I feel that it is necessary to also discuss Hayden’s love interest, Rachel Bilson. Besides cursing the state of human society (or my own perverse curiosity) for the fact that I knew her name off the top of my head, I had trouble discerning exactly what she was. For the first twenty minutes that she appeared on the screen, I could not make up my mind whether or not she was a beautiful woman/girl or a corpse-zombie. She’s got all the right parts: buxom derriere, pouty lips, big eyes, vacuous expression. But besides failing to give one the impression that there’s any emotion behind her eyes, the director also fails to make her a human being. What I mean by this: I am hard pressed to describe one tangible attribute of her character in the movie. Seriously.
Many in the hay-making business will make much hay about my failure to mention Samuel L. Jackson already. I can hear the hybrid professional film reviewer/wasted college Joe’s reaction now: “Dude! That movie was pretty lame. But Samuel L. Jackson was SUCH badass! He didn’t take any shit! He fucking MADE the movie!”

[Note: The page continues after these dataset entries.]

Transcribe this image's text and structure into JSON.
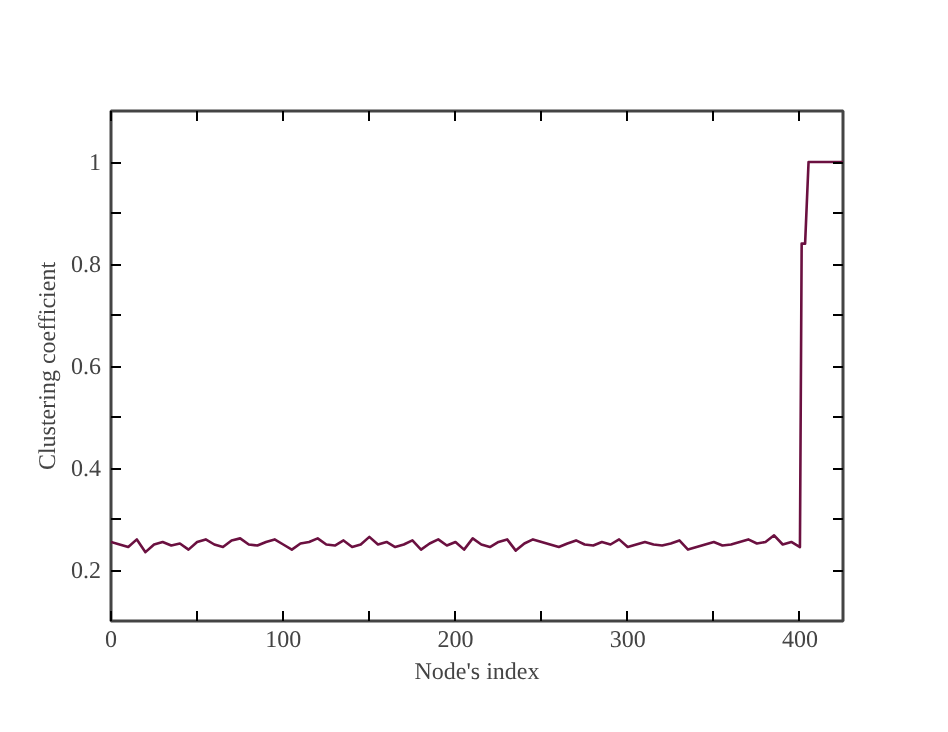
{
  "chart_data": {
    "type": "line",
    "xlabel": "Node's index",
    "ylabel": "Clustering coefficient",
    "x": [
      0,
      5,
      10,
      15,
      20,
      25,
      30,
      35,
      40,
      45,
      50,
      55,
      60,
      65,
      70,
      75,
      80,
      85,
      90,
      95,
      100,
      105,
      110,
      115,
      120,
      125,
      130,
      135,
      140,
      145,
      150,
      155,
      160,
      165,
      170,
      175,
      180,
      185,
      190,
      195,
      200,
      205,
      210,
      215,
      220,
      225,
      230,
      235,
      240,
      245,
      250,
      255,
      260,
      265,
      270,
      275,
      280,
      285,
      290,
      295,
      300,
      305,
      310,
      315,
      320,
      325,
      330,
      335,
      340,
      345,
      350,
      355,
      360,
      365,
      370,
      375,
      380,
      385,
      390,
      395,
      400,
      401,
      403,
      405,
      425
    ],
    "series": [
      {
        "color": "#6b1040",
        "values": [
          0.255,
          0.25,
          0.245,
          0.26,
          0.235,
          0.25,
          0.255,
          0.248,
          0.252,
          0.24,
          0.255,
          0.26,
          0.25,
          0.245,
          0.258,
          0.262,
          0.25,
          0.248,
          0.255,
          0.26,
          0.25,
          0.24,
          0.252,
          0.255,
          0.262,
          0.25,
          0.248,
          0.258,
          0.245,
          0.25,
          0.265,
          0.25,
          0.255,
          0.245,
          0.25,
          0.258,
          0.24,
          0.252,
          0.26,
          0.248,
          0.255,
          0.24,
          0.262,
          0.25,
          0.245,
          0.255,
          0.26,
          0.238,
          0.252,
          0.26,
          0.255,
          0.25,
          0.245,
          0.252,
          0.258,
          0.25,
          0.248,
          0.255,
          0.25,
          0.26,
          0.245,
          0.25,
          0.255,
          0.25,
          0.248,
          0.252,
          0.258,
          0.24,
          0.245,
          0.25,
          0.255,
          0.248,
          0.25,
          0.255,
          0.26,
          0.252,
          0.255,
          0.268,
          0.25,
          0.255,
          0.245,
          0.84,
          0.84,
          1.0,
          1.0
        ]
      }
    ],
    "xlim": [
      0,
      425
    ],
    "ylim": [
      0.1,
      1.1
    ],
    "xticks": [
      0,
      {
        "value": 50,
        "label": null
      },
      100,
      {
        "value": 150,
        "label": null
      },
      200,
      {
        "value": 250,
        "label": null
      },
      300,
      {
        "value": 350,
        "label": null
      },
      400
    ],
    "yticks": [
      0.2,
      {
        "value": 0.3,
        "label": null
      },
      0.4,
      {
        "value": 0.5,
        "label": null
      },
      0.6,
      {
        "value": 0.7,
        "label": null
      },
      0.8,
      {
        "value": 0.9,
        "label": null
      },
      1
    ],
    "grid": false,
    "marker": "none",
    "line_style": "solid"
  }
}
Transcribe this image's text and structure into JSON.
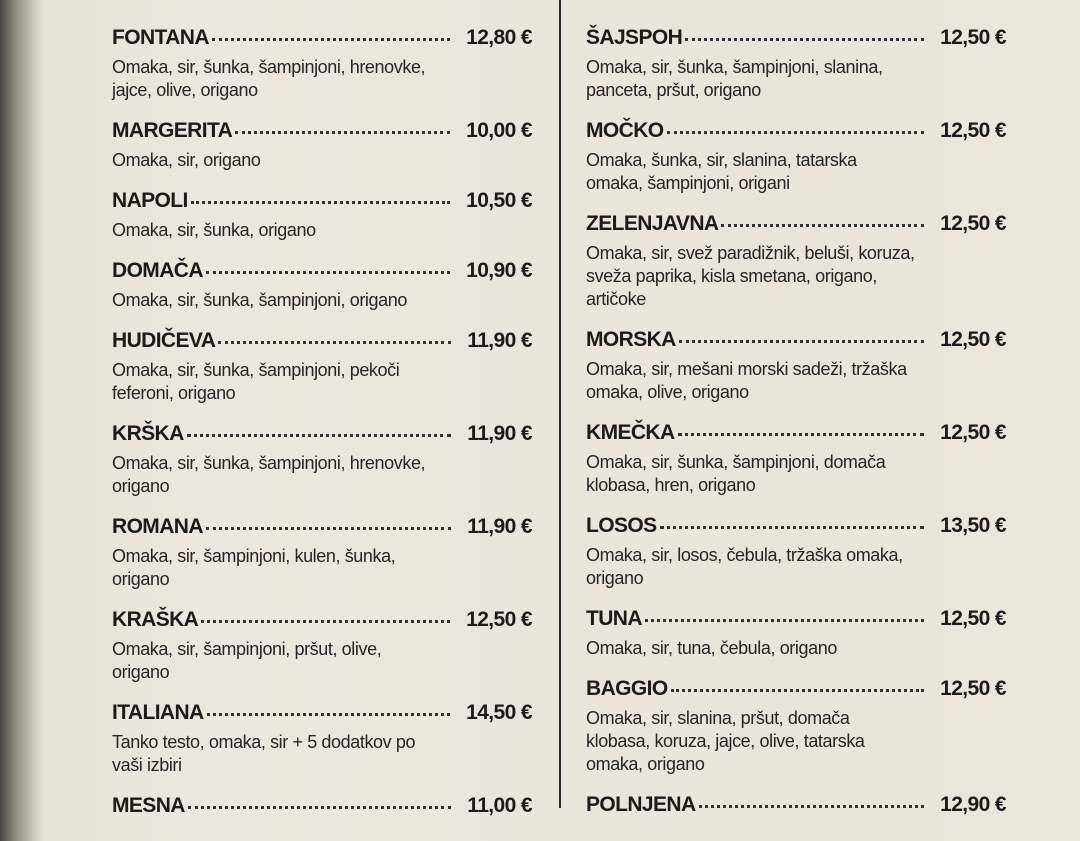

Admittedly, the best part of the film was Samuel’s look when he was at one point bested by Hayden. He crossed his arms and rolled his eyes, as if to say, “Yeah. Real clever. But you did NOT just teleport my ass all the way to the Grand Canyon! Man, if I don’t find you (punk!), I hope something brutal happens to you!” Credit is due for Mr. Jackson’s conveyance of this sentiment simply through body language. Or perhaps I read too much into it and his character simply remembered that he hadn’t cleaned his cat’s litter box in over a month. Regardless (no matter what some commentators might try to convince you of), there is no actor capable of salvaging the worst movies. Samuel L. Jackson is no Christopher Walken, but even he couldn’t make this watchable.
Alexander Pope once said: “No matter how thin you slice it, it’s still bologna.” There isn’t a single cross section of Jumper one can sample to cite a redeeming value. Concept: butchered. Acting: fuck you. Sex appeal: necrophilia? Samuel L. Jackson: going through the motions. The movie’s most enjoyable moment took place when Hayden (as a teenager and before discovering his powers of teleportation) encounters a bully who throws a snow globe he wanted to give to a young Rachel Bilson onto a frozen pond. An older woman sitting next to me gasped and said: “Ooooh…What a jerk! Punch him RIGHT in the head!”
I already wanted to, ma’am. I already wanted to.